Today, banks rarely appear in the top 10 employers of choice, both globally and within Malaysia. Technology companies and others are becoming increasingly attractive employers of choice. One of the main reasons for this is the strong alignment of organisational direction and organisational purpose in many of these companies. Its employees feel a deep and emotive connection to the company’s goals and purpose. This is hardly surprising. A Harvard study in 2014 found that a collective sense of purpose is an overwhelming differentiator in attracting top talent. The banking sector must similarly create a strong sense of purpose that reflects the needs and concerns of society – such as promoting sustainable finance, improving financial literacy and assuring inclusive access to financial services. Only then can we realise the full potential of positive finance in advancing social and economic development.

Before I end, it will not be complete if I do not touch on recent developments in our ringgit exchange market and Bank Negara’s announcements to reinforce and strengthen our market from being adversely impacted by speculative activities. When it comes to the development of the financial markets and our thinking behind ringgit policy, our philosophy has always been the same. Our market activity and exchange rate should reflect the economic realities of Malaysia. As such, when it comes to the pricing of the ringgit exchange rate, it should never be disconnected from real economic activities in the onshore market.

This brings me to our view on the offshore ringgit non-deliverable forward (NDF) market. In recent weeks, speculative position taking in the offshore ringgit NDF market has had adverse impact on the domestic foreign exchange market. While the ringgit faced the same external shocks as many neighbouring countries, activities in this opaque market had exacerbated the depreciation pressure by disrupting the price discovery process. This, for me, should not be tolerated.

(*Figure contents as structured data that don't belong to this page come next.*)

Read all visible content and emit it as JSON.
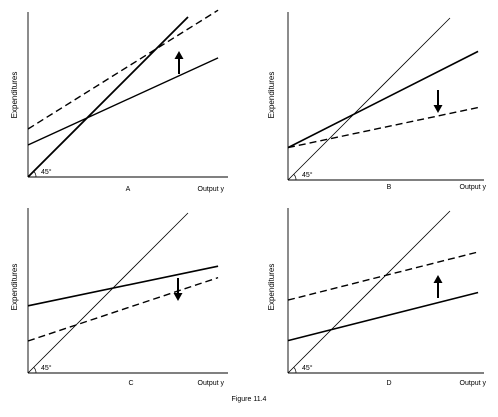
{
  "figure": {
    "caption": "Figure 11.4"
  },
  "panels": [
    {
      "label": "A",
      "ylabel": "Expenditures",
      "xlabel": "Output y",
      "angle_label": "45°",
      "arrow": "up",
      "solid_line": {
        "intercept": 0.2,
        "slope": 0.55
      },
      "dashed_line": {
        "intercept": 0.3,
        "slope": 0.75
      }
    },
    {
      "label": "B",
      "ylabel": "Expenditures",
      "xlabel": "Output y",
      "angle_label": "45°",
      "arrow": "down",
      "solid_line": {
        "intercept": 0.2,
        "slope": 0.6
      },
      "dashed_line": {
        "intercept": 0.2,
        "slope": 0.25
      }
    },
    {
      "label": "C",
      "ylabel": "Expenditures",
      "xlabel": "Output y",
      "angle_label": "45°",
      "arrow": "down",
      "solid_line": {
        "intercept": 0.42,
        "slope": 0.25
      },
      "dashed_line": {
        "intercept": 0.2,
        "slope": 0.4
      }
    },
    {
      "label": "D",
      "ylabel": "Expenditures",
      "xlabel": "Output y",
      "angle_label": "45°",
      "arrow": "up",
      "solid_line": {
        "intercept": 0.2,
        "slope": 0.3
      },
      "dashed_line": {
        "intercept": 0.45,
        "slope": 0.3
      }
    }
  ]
}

For a small but highly open economy like ours, we face unique challenges. The volatile and erratic movements in the financial markets render the opening up of financial markets and continuous liberalisation more challenging. Nevertheless, as an economy that operates on free market principles, it is still a path we need to take. But we need to open up responsibly – we have to ensure the markets, players and products in our economy are transparent, fair and serve their intended purposes.

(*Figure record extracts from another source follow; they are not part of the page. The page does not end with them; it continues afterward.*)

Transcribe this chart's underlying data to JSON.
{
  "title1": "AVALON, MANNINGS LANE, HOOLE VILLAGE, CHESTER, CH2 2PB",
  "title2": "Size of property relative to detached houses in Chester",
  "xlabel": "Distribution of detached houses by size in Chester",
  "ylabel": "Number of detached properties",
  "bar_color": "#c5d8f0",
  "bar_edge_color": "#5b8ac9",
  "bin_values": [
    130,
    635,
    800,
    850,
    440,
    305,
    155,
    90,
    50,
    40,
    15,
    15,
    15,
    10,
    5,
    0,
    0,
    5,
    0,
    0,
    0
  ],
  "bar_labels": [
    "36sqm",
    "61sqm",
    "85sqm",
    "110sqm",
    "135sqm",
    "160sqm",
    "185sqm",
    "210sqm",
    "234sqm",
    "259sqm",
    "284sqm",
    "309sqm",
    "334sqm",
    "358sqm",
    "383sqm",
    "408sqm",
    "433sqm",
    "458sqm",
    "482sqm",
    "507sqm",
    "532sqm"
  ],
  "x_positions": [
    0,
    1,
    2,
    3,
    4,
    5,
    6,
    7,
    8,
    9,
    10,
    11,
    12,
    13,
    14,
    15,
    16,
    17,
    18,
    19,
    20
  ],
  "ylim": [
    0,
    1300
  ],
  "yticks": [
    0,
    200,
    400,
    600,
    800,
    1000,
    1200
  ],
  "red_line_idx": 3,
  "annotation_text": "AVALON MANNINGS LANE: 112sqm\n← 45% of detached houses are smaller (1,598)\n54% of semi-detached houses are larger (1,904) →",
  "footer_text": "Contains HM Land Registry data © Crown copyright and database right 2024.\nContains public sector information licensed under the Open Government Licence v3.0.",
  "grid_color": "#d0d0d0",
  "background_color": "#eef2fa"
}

Paradoxically, while there has been tremendous demand globally for transparency on governments and policymakers, the same level of intensity is not necessarily reflected for financial market players. Perhaps it is time to change the rules of the game. Financial market players, especially those in the NDF market, need to be as transparent as the demands they expect of others. Similarly, jurisdictions that govern them ought to make this opaque market more transparent and accountable.

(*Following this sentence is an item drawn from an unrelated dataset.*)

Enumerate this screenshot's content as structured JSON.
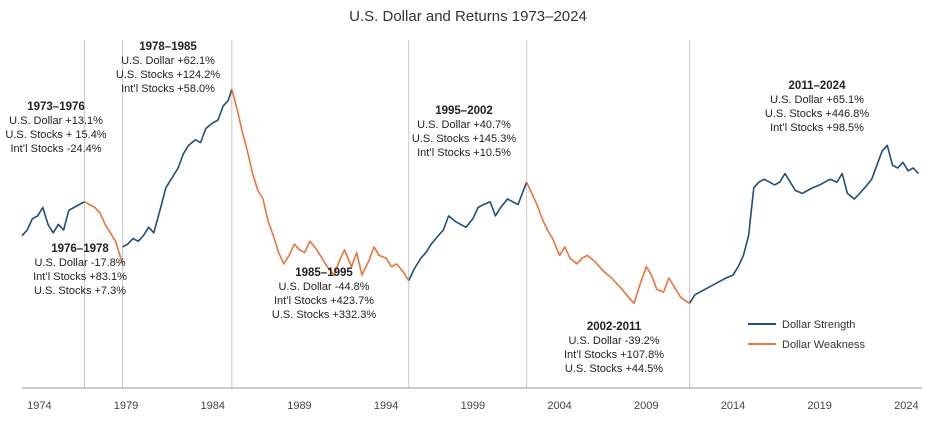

On the Bank’s part, our actions, including recent measures, are not new. The Bank has been taking measures to reduce the speculative and damaging influence of NDF since the early 2010s. It is our responsibility to ensure orderly functioning of the foreign exchange market and maintain public confidence in the financial system. The recent actions by the Bank are merely to reinforce our existing policy on offshore trading of the ringgit. Besides reducing the detrimental effects of financial market speculation on our markets, these policy reinforcements are aimed at instilling greater transparency, integrity and fairness in our financial markets. This is our responsibility as regulators and policymakers, of financial market development that aspires to see a more open and transparent market.

On that note, it gives me great pleasure to join the score of executives here this morning who have been chosen as participants of the Global Leadership Programme. I have great confidence that you will find encouragement, reinforcement and inspiration throughout the program to become better and more enlightened leaders in your own organisations.